Here's a video with a few explanations:

If you can't watch the video or just can't wait, here's a few interesting bullet points to consider:
  • In order to maintain its stability as a hoop, a planet with earth approximate gravity would have to rotate once every few hours.  A 24 hour day might have four to six sunrises and sunsets.  That sort of bright-dark cycle would play havoc with normal life.
  • Gravity would vary by 200% as you travel from the equator (the line of smallest diameter through the hole or largest diameter around the outside of the hoop).
  • To drop this planet in the habitable zone of the star, you need a big, fat blue star.
  • The seasons on a planet with an axial tile similar to earth would run very hot and very cold.
  • Continental drift would 'smoosh' the tectonic plates up as they approached the inner ring, and stretch them out as they drifted back around to the outside of the ring.  That would result in massive mountain ranges inside the donut hole.
All in all, not a very friendly place, but a decent writer should be able to work with it.  Continental drift is not a requirement for a colonizable planet, nor are moons.  They real problem as I see it is the lack of a liquid-solid core.  Without that, you've got no magnetic field, and no protection from solar radiation.  Which means life on a donut planet just isn't feasible.

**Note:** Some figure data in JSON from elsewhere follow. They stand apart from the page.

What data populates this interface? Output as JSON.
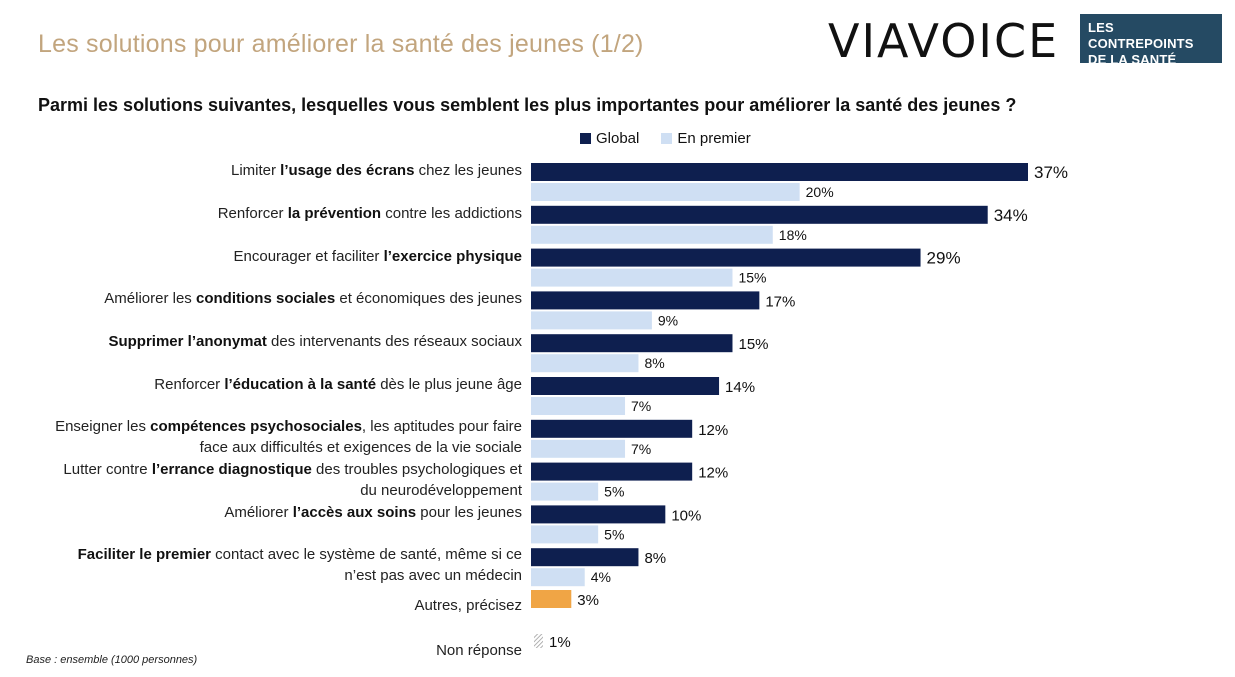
{
  "page": {
    "title": "Les solutions pour améliorer la santé des jeunes (1/2)",
    "question": "Parmi les solutions suivantes, lesquelles vous semblent les plus importantes pour améliorer la santé des jeunes ?",
    "base_note": "Base : ensemble (1000 personnes)"
  },
  "logos": {
    "viavoice": "VIAVOICE",
    "contrepoints_line1": "LES CONTREPOINTS",
    "contrepoints_line2": "DE LA SANTÉ"
  },
  "colors": {
    "global": "#0e1f4f",
    "premier": "#cfdff3",
    "autres": "#f0a545",
    "nonreponse": "#9e9e9e",
    "title": "#c2a57e"
  },
  "chart_data": {
    "type": "bar",
    "orientation": "horizontal",
    "unit": "%",
    "xlim": [
      0,
      40
    ],
    "legend": [
      "Global",
      "En premier"
    ],
    "categories": [
      {
        "pre": "Limiter ",
        "bold": "l’usage des écrans",
        "post": " chez les jeunes",
        "line2": ""
      },
      {
        "pre": "Renforcer ",
        "bold": "la prévention",
        "post": " contre les addictions",
        "line2": ""
      },
      {
        "pre": "Encourager et faciliter ",
        "bold": "l’exercice physique",
        "post": "",
        "line2": ""
      },
      {
        "pre": "Améliorer les ",
        "bold": "conditions sociales",
        "post": " et économiques des jeunes",
        "line2": ""
      },
      {
        "pre": "",
        "bold": "Supprimer l’anonymat",
        "post": " des intervenants des réseaux sociaux",
        "line2": ""
      },
      {
        "pre": "Renforcer ",
        "bold": "l’éducation à la santé",
        "post": " dès le plus jeune âge",
        "line2": ""
      },
      {
        "pre": "Enseigner les ",
        "bold": "compétences psychosociales",
        "post": ", les aptitudes pour faire",
        "line2": "face aux difficultés et exigences de la vie sociale"
      },
      {
        "pre": "Lutter contre ",
        "bold": "l’errance diagnostique",
        "post": " des troubles psychologiques et",
        "line2": "du neurodéveloppement"
      },
      {
        "pre": "Améliorer ",
        "bold": "l’accès aux soins",
        "post": " pour les jeunes",
        "line2": ""
      },
      {
        "pre": "",
        "bold": "Faciliter le premier",
        "post": " contact avec le système de santé, même si ce",
        "line2": "n’est pas avec un médecin"
      },
      {
        "pre": "Autres, précisez",
        "bold": "",
        "post": "",
        "line2": ""
      },
      {
        "pre": "Non réponse",
        "bold": "",
        "post": "",
        "line2": ""
      }
    ],
    "series": [
      {
        "name": "Global",
        "values": [
          37,
          34,
          29,
          17,
          15,
          14,
          12,
          12,
          10,
          8,
          3,
          1
        ]
      },
      {
        "name": "En premier",
        "values": [
          20,
          18,
          15,
          9,
          8,
          7,
          7,
          5,
          5,
          4,
          null,
          null
        ]
      }
    ]
  }
}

And I guess that's why we haven't seen many stories set on planets like this.  The kind of authors prone to think about the geometry and gravity and tides on a place like this are hard enough science guys to throw up their hands and walk away.  To drop a planet like this in your story, you'd have to be one of those guys capable of juggling just enough math and science in your head to make it plausible while being loose enough with science to ignore how all of the data screams, "This is not SCIENCE!"  You'd have to be crazy to use one of these in a story.

Which reminds me, it's a planet called Antioch, and it's one of the last lines of defense for those tasked with protecting the Sacred Planet against the ravages of the Demented.

2 comments:

  1. That's pretty slick. Non-spheroid worlds seems to me like an under-utilized idea. Aside from Ringworld there isn't a whole lot out there.